China’s economic prospects haven’t improved. The authorities in Beijing no doubt expected or hoped that recent efforts at economic stimulus would quickly bear fruit, most especially a large dedication of public funds to bolster the housing market and begin to remedy the country’s long-running property crisis.
Perhaps improvements will emerge in time, but figures and commentary in May suggest that no good news has emerged yet and maybe won’t for a long time.
In many ways, the property sector lies at the root of China’s economic troubles and is the focus of Beijing’s latest stimulus efforts. The problems began with the failure of large property developers in 2021. The authorities foolishly ignored the sector’s issues until late last year. After the halting started, Beijing advanced a program designed to remove the weight of excess housing on real estate values and encourage more household interest in buying.
Real estate prices continue to decline, and with the wealth of most Chinese tied up in their house, it should be little surprise that consumer spending remains lackluster. While retail sales in May were 3.7 percent above May last year, and a stronger showing than April’s 2.3 percent gain, things are still well below Beijing’s 5 percent real growth target for the year.
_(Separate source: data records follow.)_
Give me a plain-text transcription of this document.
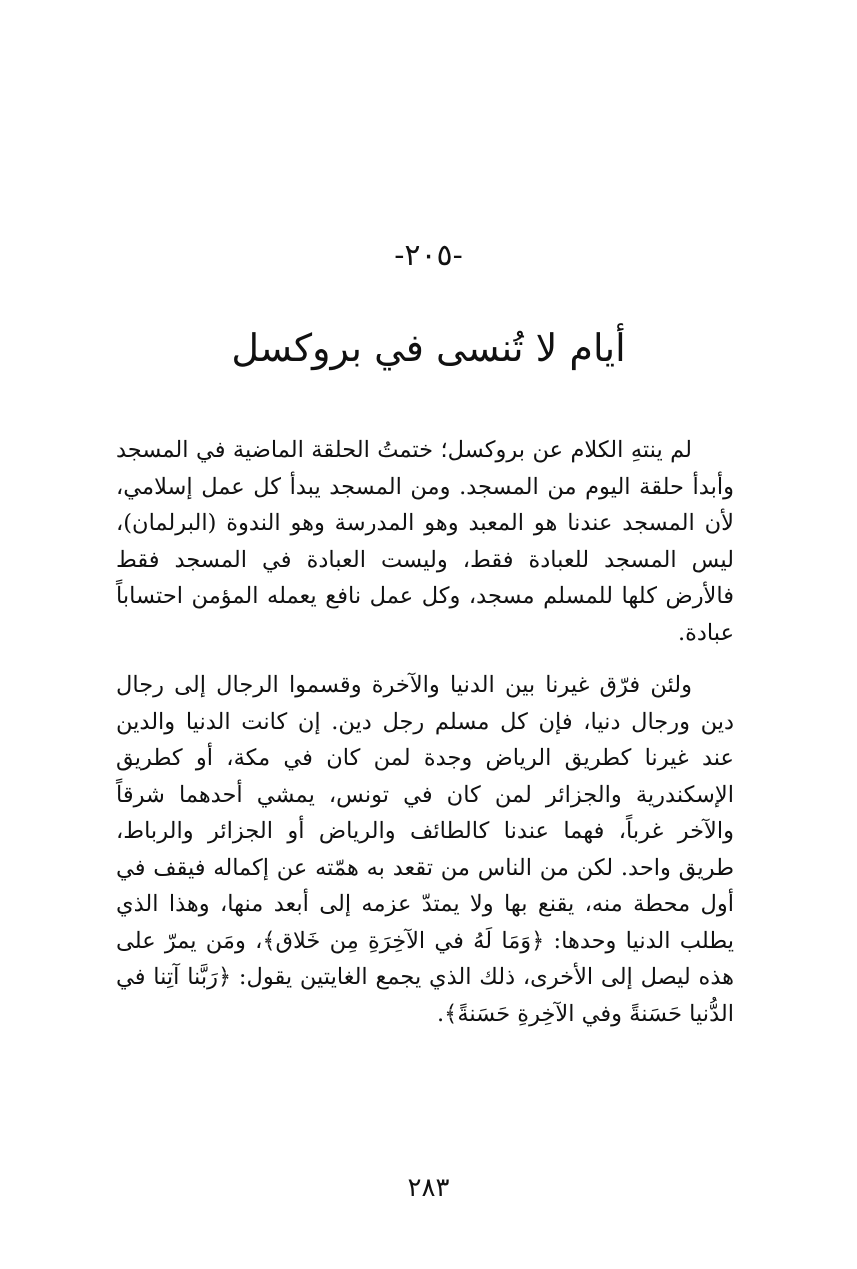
-٢٠٥-
أيام لا تُنسى في بروكسل

لم ينتهِ الكلام عن بروكسل؛ ختمتُ الحلقة الماضية في المسجد وأبدأ حلقة اليوم من المسجد. ومن المسجد يبدأ كل عمل إسلامي، لأن المسجد عندنا هو المعبد وهو المدرسة وهو الندوة (البرلمان)، ليس المسجد للعبادة فقط، وليست العبادة في المسجد فقط فالأرض كلها للمسلم مسجد، وكل عمل نافع يعمله المؤمن احتساباً عبادة.

ولئن فرّق غيرنا بين الدنيا والآخرة وقسموا الرجال إلى رجال دين ورجال دنيا، فإن كل مسلم رجل دين. إن كانت الدنيا والدين عند غيرنا كطريق الرياض وجدة لمن كان في مكة، أو كطريق الإسكندرية والجزائر لمن كان في تونس، يمشي أحدهما شرقاً والآخر غرباً، فهما عندنا كالطائف والرياض أو الجزائر والرباط، طريق واحد. لكن من الناس من تقعد به همّته عن إكماله فيقف في أول محطة منه، يقنع بها ولا يمتدّ عزمه إلى أبعد منها، وهذا الذي يطلب الدنيا وحدها: ﴿وَمَا لَهُ في الآخِرَةِ مِن خَلاق﴾، ومَن يمرّ على هذه ليصل إلى الأخرى، ذلك الذي يجمع الغايتين يقول: ﴿رَبَّنا آتِنا في الدُّنيا حَسَنةً وفي الآخِرةِ حَسَنةً﴾.

٢٨٣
At the same time, private businesses in China remain highly reluctant to invest in expansion or modernization—or hiring, for that matter.
Casting a still darker cloud on this far-from-bright economic landscape is the news that foreign investment in China continues to decline. China has long counted on foreign investment to advance its technological strength and economic dynamism. In the first five months of this year, Beijing’s National Bureau of Statistics noted that foreign direct investment into China amounted to 412.5 billion yuan (about $568 million). That’s some 30 percent below the level of such flows during this time last year. What is more, these latest figures show a faster rate of decline than in the January–April period and the 12th consecutive month of declining direct foreign investment in China.
Planners in Beijing are surely telling their superiors that the policies recently implemented to remedy the property crisis will take effect in the fullness of time. No doubt, Chinese leader Xi Jinping and others in authority want to believe that contention. It may even be true. But the figures so far say that such help is still distant at best. Meanwhile, authorities will face a dispirited Chinese public and business community.